As regards staffing levels, there is a huge expansion in the work of the registry office and it is rapidlyincreasing. The correct way to examine its efficiency is in terms of the unit cost of its operations. There is a 3 per cent annual reduction in that which it has been meeting. That is a satisfactory situation. In fact, there is a 40 per cent increase in its workload, which shows that it is doing a good job in improving its performance.

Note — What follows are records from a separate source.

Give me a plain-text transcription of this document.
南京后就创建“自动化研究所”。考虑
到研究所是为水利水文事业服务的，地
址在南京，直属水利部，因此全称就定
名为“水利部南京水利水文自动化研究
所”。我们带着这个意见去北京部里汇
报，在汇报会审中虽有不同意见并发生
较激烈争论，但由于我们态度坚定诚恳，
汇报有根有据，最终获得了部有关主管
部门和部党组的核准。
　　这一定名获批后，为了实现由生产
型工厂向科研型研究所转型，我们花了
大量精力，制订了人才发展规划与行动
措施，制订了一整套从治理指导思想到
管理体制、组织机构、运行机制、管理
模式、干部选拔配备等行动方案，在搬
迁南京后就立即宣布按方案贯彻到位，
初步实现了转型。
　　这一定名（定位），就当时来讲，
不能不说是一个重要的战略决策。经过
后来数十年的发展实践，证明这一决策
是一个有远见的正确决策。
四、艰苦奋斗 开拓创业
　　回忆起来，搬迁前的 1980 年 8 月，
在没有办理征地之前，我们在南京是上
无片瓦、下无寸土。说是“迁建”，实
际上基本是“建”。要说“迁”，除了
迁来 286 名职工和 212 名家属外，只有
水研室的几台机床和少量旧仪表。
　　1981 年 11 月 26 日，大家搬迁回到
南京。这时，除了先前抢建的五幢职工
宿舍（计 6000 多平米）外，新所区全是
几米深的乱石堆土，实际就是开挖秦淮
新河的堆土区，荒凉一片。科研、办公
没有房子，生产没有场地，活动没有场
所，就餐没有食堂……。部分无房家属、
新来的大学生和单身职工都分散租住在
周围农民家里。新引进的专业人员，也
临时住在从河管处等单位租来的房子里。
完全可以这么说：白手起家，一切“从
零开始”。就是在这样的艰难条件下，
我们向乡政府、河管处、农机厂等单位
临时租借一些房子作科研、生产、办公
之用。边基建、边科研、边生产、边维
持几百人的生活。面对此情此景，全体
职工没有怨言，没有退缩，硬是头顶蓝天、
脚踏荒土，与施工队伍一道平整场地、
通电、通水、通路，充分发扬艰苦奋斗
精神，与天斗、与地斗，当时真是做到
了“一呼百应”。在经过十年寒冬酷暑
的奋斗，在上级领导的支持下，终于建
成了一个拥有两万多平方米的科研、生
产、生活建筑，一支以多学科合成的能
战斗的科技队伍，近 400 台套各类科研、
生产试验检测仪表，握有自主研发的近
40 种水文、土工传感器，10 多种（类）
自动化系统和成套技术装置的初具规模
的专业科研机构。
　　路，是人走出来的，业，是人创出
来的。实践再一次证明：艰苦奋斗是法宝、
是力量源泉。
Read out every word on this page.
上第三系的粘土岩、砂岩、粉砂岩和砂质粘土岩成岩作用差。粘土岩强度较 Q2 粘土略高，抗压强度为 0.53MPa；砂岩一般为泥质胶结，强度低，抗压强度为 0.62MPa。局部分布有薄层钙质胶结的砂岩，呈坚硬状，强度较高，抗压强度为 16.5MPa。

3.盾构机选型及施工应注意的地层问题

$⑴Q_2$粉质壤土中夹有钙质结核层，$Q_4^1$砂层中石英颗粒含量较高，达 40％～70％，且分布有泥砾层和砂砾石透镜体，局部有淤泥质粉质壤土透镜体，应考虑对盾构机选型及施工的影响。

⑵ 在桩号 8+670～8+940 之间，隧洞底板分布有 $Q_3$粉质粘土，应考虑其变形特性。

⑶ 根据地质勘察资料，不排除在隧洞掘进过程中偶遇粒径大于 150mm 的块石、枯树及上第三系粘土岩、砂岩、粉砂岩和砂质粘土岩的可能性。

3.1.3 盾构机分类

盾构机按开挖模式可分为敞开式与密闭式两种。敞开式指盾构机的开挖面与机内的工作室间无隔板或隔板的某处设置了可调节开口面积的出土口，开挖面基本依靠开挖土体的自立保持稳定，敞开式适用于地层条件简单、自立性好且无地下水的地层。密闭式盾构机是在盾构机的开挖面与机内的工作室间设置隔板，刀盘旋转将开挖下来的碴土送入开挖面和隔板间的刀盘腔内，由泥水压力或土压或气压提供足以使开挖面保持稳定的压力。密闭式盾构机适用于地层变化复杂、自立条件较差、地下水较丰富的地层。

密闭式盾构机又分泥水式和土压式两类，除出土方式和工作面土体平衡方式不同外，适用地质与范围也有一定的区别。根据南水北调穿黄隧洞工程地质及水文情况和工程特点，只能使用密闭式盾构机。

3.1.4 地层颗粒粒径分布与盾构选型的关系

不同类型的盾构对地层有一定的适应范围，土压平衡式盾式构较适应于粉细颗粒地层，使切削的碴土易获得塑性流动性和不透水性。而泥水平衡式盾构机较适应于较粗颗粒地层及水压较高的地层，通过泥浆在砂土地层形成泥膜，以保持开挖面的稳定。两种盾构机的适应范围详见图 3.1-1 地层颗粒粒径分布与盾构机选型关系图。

Finally, perhaps I may draw particular attention to Companies House's commitment to developing services which are efficient, economical and of high quality. The agency puts a good deal of effort into trying to establish the needs of its customers and uses such consultation and interaction with its customers as a basis for driving forward its evolving service offer. It aims to use the possibilities afforded by modern technology to create an environment for easier access for companies and individuals, whether they are delivering or obtaining information. It is that dedicated focus on customers which has led to Companies House being one of the few public sector organisations to be awarded the "Chartermark" on three consecutive occasions. It has also allowed Companies House to garner three significant awards in the wider business community for its on-line information service, Companies House Direct, in the course of the year 2000. I commend these regulations to the House.

On Question, Motion agreed to.

Open-Ended Investment Companies (Investment Companies with Variable Capital) (Fees) (Amendment) Regulations 2000

9.35 p.m.

Lord Sainsbury of Turville: My Lords, I spoke to both sets of regulations at the same time. I beg to move.

Moved, That the regulations laid before the House on 19th December be approved [3rd Report from the Joint Committee].--(Lord Sainsbury of Turville.)

On Question, Motion agreed to.

        House adjourned at twenty-five minutes before ten o'clock.